Le tribunal de commerce de Laval, dans un jugement rendu le 10 décembre 2025, a rejeté l’exception d’incompétence et la fin de non-recevoir soulevées par la défenderesse. Une société civile immobilière avait confié à un cabinet d’expertise comptable le soin d’effectuer une formalité d’option à la TVA. Cette formalité n’ayant jamais été accomplie, la demanderesse a subi un préjudice financier et a assigné le cabinet en responsabilité. La question de droit portait sur la compétence du tribunal de commerce et sur la qualité à agir de la société civile immobilière. Le tribunal a condamné le cabinet à verser des dommages et intérêts pour résistance abusive.

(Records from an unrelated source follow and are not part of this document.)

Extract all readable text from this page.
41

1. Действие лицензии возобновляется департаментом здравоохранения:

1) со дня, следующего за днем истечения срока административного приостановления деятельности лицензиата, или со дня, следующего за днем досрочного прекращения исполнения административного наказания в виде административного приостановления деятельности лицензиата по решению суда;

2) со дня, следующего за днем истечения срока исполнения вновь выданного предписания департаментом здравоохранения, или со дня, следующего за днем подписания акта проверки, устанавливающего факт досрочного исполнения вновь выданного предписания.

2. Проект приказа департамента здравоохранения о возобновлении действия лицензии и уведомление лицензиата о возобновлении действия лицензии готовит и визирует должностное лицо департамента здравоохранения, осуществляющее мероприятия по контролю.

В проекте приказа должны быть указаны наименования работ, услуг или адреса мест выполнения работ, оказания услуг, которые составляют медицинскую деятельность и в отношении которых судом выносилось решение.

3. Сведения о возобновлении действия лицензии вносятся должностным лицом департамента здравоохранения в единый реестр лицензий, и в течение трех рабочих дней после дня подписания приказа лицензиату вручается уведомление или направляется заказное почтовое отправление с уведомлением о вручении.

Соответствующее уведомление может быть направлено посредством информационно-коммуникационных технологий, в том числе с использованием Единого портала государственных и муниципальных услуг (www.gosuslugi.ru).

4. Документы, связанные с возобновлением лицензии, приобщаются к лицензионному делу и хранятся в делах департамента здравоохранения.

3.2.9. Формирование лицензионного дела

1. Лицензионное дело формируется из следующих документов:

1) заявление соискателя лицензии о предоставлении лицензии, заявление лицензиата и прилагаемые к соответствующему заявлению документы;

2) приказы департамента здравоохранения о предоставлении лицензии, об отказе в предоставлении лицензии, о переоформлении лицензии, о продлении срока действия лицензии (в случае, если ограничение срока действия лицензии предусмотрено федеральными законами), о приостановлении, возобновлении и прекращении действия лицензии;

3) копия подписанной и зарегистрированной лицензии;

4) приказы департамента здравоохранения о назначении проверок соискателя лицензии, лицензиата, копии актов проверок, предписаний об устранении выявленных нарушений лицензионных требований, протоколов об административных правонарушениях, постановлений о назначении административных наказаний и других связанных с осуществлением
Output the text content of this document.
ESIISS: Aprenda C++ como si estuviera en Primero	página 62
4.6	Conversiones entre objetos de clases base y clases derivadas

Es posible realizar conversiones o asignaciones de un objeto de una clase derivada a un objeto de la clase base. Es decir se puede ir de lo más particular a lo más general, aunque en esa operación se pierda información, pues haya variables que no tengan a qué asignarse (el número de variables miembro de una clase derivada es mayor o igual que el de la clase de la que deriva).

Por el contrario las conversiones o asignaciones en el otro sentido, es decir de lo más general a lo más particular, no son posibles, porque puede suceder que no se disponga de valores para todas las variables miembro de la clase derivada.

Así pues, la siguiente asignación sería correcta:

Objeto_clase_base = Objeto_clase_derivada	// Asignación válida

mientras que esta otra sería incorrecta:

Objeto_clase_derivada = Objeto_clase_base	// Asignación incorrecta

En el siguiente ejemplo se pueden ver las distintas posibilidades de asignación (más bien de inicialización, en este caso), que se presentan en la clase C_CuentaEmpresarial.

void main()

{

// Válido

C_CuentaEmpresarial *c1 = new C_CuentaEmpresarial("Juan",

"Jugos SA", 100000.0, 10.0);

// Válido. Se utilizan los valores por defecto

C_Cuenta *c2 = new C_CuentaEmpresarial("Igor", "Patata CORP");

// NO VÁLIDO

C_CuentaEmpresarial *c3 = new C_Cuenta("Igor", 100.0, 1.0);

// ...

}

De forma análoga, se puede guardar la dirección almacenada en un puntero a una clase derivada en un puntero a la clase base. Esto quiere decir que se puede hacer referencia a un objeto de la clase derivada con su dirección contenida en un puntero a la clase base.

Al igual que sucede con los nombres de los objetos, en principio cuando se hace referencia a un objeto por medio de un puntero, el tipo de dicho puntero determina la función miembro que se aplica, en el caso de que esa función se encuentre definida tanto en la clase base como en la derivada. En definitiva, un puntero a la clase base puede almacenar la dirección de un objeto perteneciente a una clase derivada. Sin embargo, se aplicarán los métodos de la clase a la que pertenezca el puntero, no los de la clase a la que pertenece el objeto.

La compétence du tribunal de commerce est déterminée par la forme sociale de la partie défenderesse.
Le tribunal rappelle que « la Cour de cassation rappelle que le choix de la structure sociale emporte des conséquences déterminantes » (Motifs, Sur la compétence). Il en déduit que la nature commerciale de la société par actions prime sur la nature civile de l’activité exercée. Cette solution affirme la primauté de la forme juridique sur l’objet social pour déterminer la compétence matérielle. Elle a une valeur pratique certaine pour les professions libérales constituées en sociétés commerciales. La portée de ce principe est de sécuriser le justiciable sur le juge compétent.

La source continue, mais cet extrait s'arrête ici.